The Blinding Peace Vision

It saddens me to spoil the “Two peoples, two states” party. What happens today in Gaza will, with absolute accuracy, happen in the Palestinian state you are trying to create in Judea and Samaria. Hamas will win the elections to the legislative assembly in the same way they did in January of 2006, and they will win the presidential elections. If not, they will simply enact a violent revolution just like they did in Gaza in June of 2007. And when that happens, what will you say? “Oops… We didn’t realize… we didn’t think…?” So, now you know and you don’t have to think. This should be your working assumption. And if today Gaza’s Hamas digs tunnels in the sand, the tunnels in Judea and Samaria will be dug in rock, making them that much harder to find and destroy.

And for those with a particularly short memory: In July of 2014 Hamas managed to close the Ben Gurion airport for a day with rockets they sent from Gaza. If and when they control Judea and Samaria, they will be able to close the airport with even a slingshot - they will have direct view of it from Bet Arieh hills. If you don’t believe me, just take a short drive to the hills just east of the airport, those that are in the “occupied territories” (occupied from whom, exactly?). Because of the wind patterns, most planes approach the runways from the east, passing exactly above those hills. Will Hamasland allow Israeli airplanes to approach and land from above its territory? And what price will Israel have to pay after a plane was taken down with a machine gun or an RPG? Shall we give them Jerusalem to keep them quiet?

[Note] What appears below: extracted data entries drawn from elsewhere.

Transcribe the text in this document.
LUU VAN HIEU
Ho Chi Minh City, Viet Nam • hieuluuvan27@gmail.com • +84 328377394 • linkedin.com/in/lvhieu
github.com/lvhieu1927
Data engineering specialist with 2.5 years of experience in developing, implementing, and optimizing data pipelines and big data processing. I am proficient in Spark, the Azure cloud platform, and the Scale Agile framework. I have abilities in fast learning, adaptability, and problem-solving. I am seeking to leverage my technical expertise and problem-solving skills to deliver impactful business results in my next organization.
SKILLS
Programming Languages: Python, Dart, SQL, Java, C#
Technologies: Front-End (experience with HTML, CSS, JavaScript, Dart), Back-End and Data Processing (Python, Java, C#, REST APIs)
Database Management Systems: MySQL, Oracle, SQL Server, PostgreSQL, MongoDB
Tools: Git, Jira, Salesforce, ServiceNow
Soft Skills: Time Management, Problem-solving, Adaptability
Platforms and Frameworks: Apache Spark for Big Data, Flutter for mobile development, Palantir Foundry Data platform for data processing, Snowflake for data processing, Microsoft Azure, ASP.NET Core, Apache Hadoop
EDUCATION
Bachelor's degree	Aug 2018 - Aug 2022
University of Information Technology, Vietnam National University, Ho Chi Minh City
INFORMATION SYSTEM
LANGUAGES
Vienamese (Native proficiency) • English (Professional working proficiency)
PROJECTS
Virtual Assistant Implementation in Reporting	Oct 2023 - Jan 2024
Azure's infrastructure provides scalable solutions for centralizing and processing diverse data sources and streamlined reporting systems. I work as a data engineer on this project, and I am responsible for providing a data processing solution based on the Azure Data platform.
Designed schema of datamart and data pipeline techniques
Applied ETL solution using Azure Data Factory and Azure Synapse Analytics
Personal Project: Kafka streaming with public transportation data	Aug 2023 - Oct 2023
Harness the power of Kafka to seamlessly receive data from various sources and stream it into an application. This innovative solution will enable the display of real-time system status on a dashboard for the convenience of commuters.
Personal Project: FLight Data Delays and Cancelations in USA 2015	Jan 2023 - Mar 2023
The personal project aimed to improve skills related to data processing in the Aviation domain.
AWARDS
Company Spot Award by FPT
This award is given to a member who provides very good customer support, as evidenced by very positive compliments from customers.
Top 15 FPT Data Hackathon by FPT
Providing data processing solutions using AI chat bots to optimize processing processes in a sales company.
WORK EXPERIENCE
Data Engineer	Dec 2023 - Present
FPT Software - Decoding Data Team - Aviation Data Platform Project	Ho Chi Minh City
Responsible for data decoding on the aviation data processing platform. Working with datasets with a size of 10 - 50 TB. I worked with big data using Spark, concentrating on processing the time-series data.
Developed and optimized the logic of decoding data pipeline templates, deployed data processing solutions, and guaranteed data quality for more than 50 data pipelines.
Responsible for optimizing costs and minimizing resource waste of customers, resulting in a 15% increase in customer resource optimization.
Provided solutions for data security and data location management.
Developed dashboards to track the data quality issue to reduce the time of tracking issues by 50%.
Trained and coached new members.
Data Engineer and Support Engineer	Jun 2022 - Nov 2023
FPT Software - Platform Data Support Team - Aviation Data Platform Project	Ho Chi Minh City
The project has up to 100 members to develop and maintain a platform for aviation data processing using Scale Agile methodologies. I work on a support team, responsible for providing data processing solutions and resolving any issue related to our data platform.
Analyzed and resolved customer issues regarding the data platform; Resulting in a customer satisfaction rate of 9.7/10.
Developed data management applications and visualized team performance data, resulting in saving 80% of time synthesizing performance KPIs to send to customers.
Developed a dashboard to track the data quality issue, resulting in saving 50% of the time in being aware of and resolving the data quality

Speaking of Jerusalem, what will you do when Hamasland serves you with an ultimatum: Jerusalem or war? Temple mount, or we close Ben Gurion Airport? And when the world shows their support of those demands, appeasing extremist Islam with Israeli payments, what will you say? And when the sharpshooters are again dropping pedestrians in Jerusalem over the walls of the Old City, just like their Jordanian brethren did in 1967, where will you hide? Behind concrete walls? Or a safety fence? Will you transfer Israel’s capital to Tel Aviv?

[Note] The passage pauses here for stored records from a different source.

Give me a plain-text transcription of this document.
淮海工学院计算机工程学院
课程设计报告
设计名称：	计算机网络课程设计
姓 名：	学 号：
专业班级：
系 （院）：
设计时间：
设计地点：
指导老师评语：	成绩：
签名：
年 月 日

It saddens me to inform you that the worst thing to ever happen for hope and peace is the various peace movements, those who call upon Israel to let a terror state rise in Judea and Samaria and to give east Jerusalem up. In the Middle East, those who ask for peace, those who sing about their passion for peace and those who offer their land and their country in exchange for a piece of paper which says “peace”, are perceived as those who were defeated in war and are now begging for their lives. The peace movements have painted Israel as soft, weak and defeatist - an image which, in the middle east, does NOT get you peace. In this extremist, violent corner of the world in which Israel is trying to survive, being perceived as weak will earn you a swift kick in the you know what, and get you thrown out harshly on a good day, or beheaded on a normal one. In the middle east, “Peace” means that your enemies leave you alone because you are too strong, too aggressive and too dangerous to mess with. In the middle east, peace is only for the invincible.

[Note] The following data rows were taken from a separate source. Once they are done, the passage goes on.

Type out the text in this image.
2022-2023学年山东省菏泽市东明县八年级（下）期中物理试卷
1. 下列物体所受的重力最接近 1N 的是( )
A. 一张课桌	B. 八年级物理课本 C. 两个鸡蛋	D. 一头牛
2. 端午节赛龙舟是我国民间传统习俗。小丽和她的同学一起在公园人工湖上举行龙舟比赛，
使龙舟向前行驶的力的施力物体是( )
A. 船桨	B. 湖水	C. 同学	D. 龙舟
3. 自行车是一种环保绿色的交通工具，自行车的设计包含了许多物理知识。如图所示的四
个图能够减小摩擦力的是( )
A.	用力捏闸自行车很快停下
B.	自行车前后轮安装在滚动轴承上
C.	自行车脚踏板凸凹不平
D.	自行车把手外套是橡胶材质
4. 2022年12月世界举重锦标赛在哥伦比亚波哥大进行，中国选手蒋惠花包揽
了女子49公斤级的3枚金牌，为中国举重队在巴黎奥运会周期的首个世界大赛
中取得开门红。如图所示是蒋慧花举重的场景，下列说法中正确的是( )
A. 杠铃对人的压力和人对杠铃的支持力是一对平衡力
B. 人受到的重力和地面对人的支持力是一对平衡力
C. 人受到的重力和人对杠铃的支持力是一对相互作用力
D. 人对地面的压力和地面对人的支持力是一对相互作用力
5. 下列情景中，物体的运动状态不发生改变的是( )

Those who refuse to accept these facts, those who are not ready for blood, sweat and tears, those who are anxious for “peace now”, should not be in the middle east. It is a place for the strong, the brave, the determined, who firmly believe in their way. For all others, they should probably find a different place to live. Somewhere quiet and prosperous, like Paris, Brussels, Madrid, Boston or San Bernadino.